Knowledge is Power
April 14, 2014
Ashley Day, MA
I have been employed at BreatheAmerica for the last three years. Since the beginning I have learned so much about Allergy and Asthma. I have had the privilege to work with some of the best doctors, people who dedicate their time to help people gain control of their allergy and asthma symptoms.
I have found that one of the best ways to gain control is through education, and this month I thought it might be helpful to provide some information on dust mites. For creatures you can’t even see, dust mites can stir up a lot of trouble. About 20 million Americans are allergic to these little bugs. You may feel as if you have an endless cold or even asthma.
For people who are allergic to dust mites, the symptoms are similar to those of pollen allergies: red, itchy, watery eyes; runny, itchy, stuffy nose; and sneezing are all symptoms you could experience. Medication can help, but there are also simple ways to keep dust mites away. To get rid of these tiny creatures in your home, it helps to know about their living habits. They prefer temperatures of 70 degrees Fahrenheit or warmer and humidity of 75% to 80%. They can’t survive in colder, drier places.
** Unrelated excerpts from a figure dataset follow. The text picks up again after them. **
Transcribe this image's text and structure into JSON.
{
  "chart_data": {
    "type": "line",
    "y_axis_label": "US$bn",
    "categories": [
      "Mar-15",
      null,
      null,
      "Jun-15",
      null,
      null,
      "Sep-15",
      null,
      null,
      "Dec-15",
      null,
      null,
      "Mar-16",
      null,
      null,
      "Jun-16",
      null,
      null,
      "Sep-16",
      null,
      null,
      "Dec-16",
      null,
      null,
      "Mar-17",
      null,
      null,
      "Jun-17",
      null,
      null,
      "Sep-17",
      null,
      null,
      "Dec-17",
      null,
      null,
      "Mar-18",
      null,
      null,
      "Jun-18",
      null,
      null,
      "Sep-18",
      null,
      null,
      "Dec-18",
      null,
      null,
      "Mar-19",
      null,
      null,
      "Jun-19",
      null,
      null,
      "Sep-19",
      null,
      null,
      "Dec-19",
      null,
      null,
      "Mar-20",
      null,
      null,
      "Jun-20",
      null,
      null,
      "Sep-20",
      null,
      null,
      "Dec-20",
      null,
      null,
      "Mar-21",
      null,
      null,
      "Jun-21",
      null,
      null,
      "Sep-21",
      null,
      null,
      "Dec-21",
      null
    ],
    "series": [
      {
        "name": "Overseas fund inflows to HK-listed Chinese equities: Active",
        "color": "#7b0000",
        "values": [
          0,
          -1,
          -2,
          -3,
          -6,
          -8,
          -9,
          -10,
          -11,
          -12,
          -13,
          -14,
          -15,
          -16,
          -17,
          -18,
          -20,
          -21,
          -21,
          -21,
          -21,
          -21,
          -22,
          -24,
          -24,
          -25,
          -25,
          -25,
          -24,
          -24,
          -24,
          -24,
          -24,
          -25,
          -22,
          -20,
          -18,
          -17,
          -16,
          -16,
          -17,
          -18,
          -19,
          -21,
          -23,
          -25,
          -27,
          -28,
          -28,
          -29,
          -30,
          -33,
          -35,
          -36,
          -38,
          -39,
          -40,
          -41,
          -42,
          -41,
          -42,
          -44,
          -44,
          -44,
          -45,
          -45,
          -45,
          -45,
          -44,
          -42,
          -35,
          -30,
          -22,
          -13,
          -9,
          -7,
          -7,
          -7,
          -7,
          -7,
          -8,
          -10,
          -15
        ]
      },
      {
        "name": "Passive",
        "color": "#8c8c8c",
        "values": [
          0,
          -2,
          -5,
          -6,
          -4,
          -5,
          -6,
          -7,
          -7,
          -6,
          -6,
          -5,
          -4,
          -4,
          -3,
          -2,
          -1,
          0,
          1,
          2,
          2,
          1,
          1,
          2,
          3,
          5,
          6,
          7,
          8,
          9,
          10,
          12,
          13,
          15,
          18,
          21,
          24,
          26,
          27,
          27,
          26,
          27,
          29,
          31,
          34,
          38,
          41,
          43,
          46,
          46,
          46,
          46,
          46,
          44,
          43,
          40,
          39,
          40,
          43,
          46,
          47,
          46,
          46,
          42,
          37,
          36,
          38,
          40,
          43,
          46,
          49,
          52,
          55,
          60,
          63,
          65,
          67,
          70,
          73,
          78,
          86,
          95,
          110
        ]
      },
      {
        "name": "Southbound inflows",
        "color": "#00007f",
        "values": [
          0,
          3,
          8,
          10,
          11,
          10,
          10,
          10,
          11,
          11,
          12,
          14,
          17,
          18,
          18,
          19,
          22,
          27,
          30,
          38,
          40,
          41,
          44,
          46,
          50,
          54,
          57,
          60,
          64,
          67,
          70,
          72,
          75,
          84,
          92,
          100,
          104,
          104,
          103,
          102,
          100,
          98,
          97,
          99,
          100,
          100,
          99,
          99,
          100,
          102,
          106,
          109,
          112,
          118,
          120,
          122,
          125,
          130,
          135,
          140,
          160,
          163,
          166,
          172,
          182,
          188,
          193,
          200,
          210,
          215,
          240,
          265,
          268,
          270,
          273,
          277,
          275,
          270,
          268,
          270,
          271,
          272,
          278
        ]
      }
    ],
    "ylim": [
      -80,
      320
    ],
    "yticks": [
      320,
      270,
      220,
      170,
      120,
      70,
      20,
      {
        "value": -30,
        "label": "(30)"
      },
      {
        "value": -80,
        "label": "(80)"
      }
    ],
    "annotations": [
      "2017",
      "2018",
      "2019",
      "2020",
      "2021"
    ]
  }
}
In the U.S., dust mite allergies peak in July and August, due to the warm weather. Dust mites like to eat dead skin from pets and humans. You probably shed enough skin a day to feed a million dust mites. Flakes of dead skin in carpeting, beds, and furniture are like snacks for dust mites. It is wise to always dust with a damp cloth and vacuum often. Using dust mite resistant covers for your box spring, mattress, and pillows are also ways of preventing exposure.